Old term, new hashtags
A reader writes: "This week I have been foraging (blackberry picking), wild swimming (having a swim in the sea) and forest bathing (taking a woodland walk). It's interesting how ordinary experiences enjoyed by my wartime-generation mother become romantically repackaged and resold to millennials." The Guardian
Grant from Whangamata writes: "We were on holiday in Dumfries, Scotland, some years ago and the council were having a massive problem with pigeon poo. Their solution: eliminate the pigeons using shotguns. Problem was that this was carried out by council officers at 3pm as the children were coming out of school. Not a great solution and promptly discontinued."
Strange names
1. Morris Ford, Chris Cross and, incredible but true, Roland Butter.
2. At my husband's primary school, there was a Pearl Diver.
3. Iris Chew was the postmaster's wife.
4. As a teenager I knew a Cherry Ordchard.
5. My daughter went to high school with a girl called Phillipa Kettle.
6. A school in Hamilton has on its roll twins Chaos and Havoc.
7. As a teacher, I have encountered many unusual names: Casa Blanca, Monte Carlo, Flyriver and Dargaville, and siblings Heaven and Testify, Sincere, Earnest and Faith; and Destiny and Devine.

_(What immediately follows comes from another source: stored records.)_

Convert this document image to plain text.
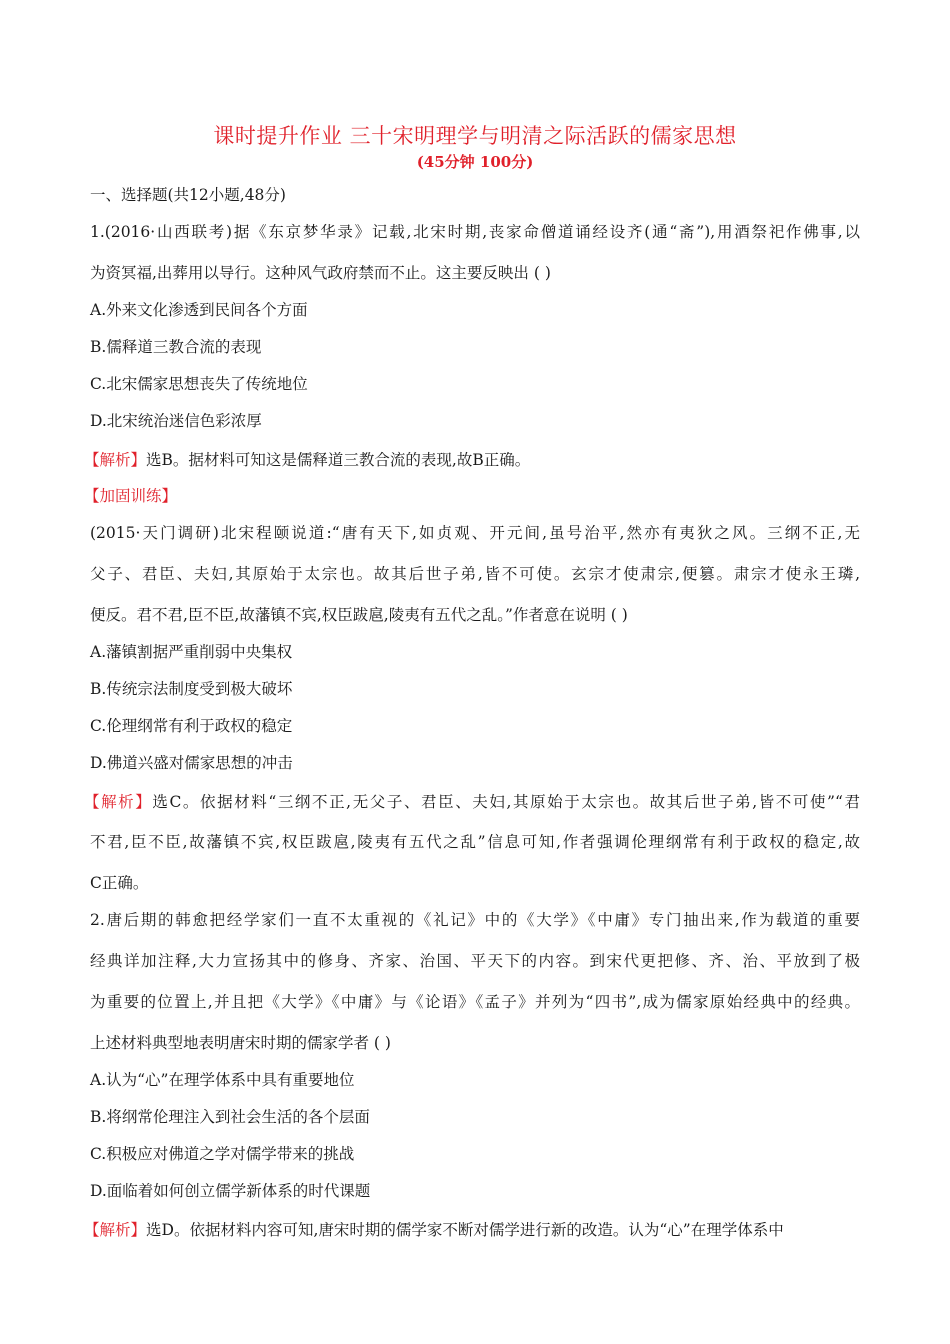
课时提升作业 三十宋明理学与明清之际活跃的儒家思想
(45分钟 100分)
一、选择题(共12小题,48分)
1.(2016·山西联考)据《东京梦华录》记载,北宋时期,丧家命僧道诵经设齐(通“斋”),用酒祭祀作佛事,以
为资冥福,出葬用以导行。这种风气政府禁而不止。这主要反映出 ( )
A.外来文化渗透到民间各个方面
B.儒释道三教合流的表现
C.北宋儒家思想丧失了传统地位
D.北宋统治迷信色彩浓厚
【解析】选B。据材料可知这是儒释道三教合流的表现,故B正确。
【加固训练】
(2015·天门调研)北宋程颐说道:“唐有天下,如贞观、开元间,虽号治平,然亦有夷狄之风。三纲不正,无
父子、君臣、夫妇,其原始于太宗也。故其后世子弟,皆不可使。玄宗才使肃宗,便篡。肃宗才使永王璘,
便反。君不君,臣不臣,故藩镇不宾,权臣跋扈,陵夷有五代之乱。”作者意在说明 ( )
A.藩镇割据严重削弱中央集权
B.传统宗法制度受到极大破坏
C.伦理纲常有利于政权的稳定
D.佛道兴盛对儒家思想的冲击
【解析】选C。依据材料“三纲不正,无父子、君臣、夫妇,其原始于太宗也。故其后世子弟,皆不可使”“君
不君,臣不臣,故藩镇不宾,权臣跋扈,陵夷有五代之乱”信息可知,作者强调伦理纲常有利于政权的稳定,故
C正确。
2.唐后期的韩愈把经学家们一直不太重视的《礼记》中的《大学》《中庸》专门抽出来,作为载道的重要
经典详加注释,大力宣扬其中的修身、齐家、治国、平天下的内容。到宋代更把修、齐、治、平放到了极
为重要的位置上,并且把《大学》《中庸》与《论语》《孟子》并列为“四书”,成为儒家原始经典中的经典。
上述材料典型地表明唐宋时期的儒家学者 ( )
A.认为“心”在理学体系中具有重要地位
B.将纲常伦理注入到社会生活的各个层面
C.积极应对佛道之学对儒学带来的挑战
D.面临着如何创立儒学新体系的时代课题
【解析】选D。依据材料内容可知,唐宋时期的儒学家不断对儒学进行新的改造。认为“心”在理学体系中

8. Back in the early 1920s, my dad went to school in East London with a boy called Orson Carte. Once he grew up, he realised what a twisted sense of humour his parents must have had!
Unworldly price too!
New neighbours a buzz kill
"We have a problem with bees," writes a reader. "A beekeeper has brought his work home and placed six beehives, housing thousands of bees, metres from our clothesline. The excrement mess is indescribable. The council says in a residential area we should expect insects. Well that's a surprise, but thousands of bees? I know how to get rid of them but it is probably illegal. Any helpful suggestions?"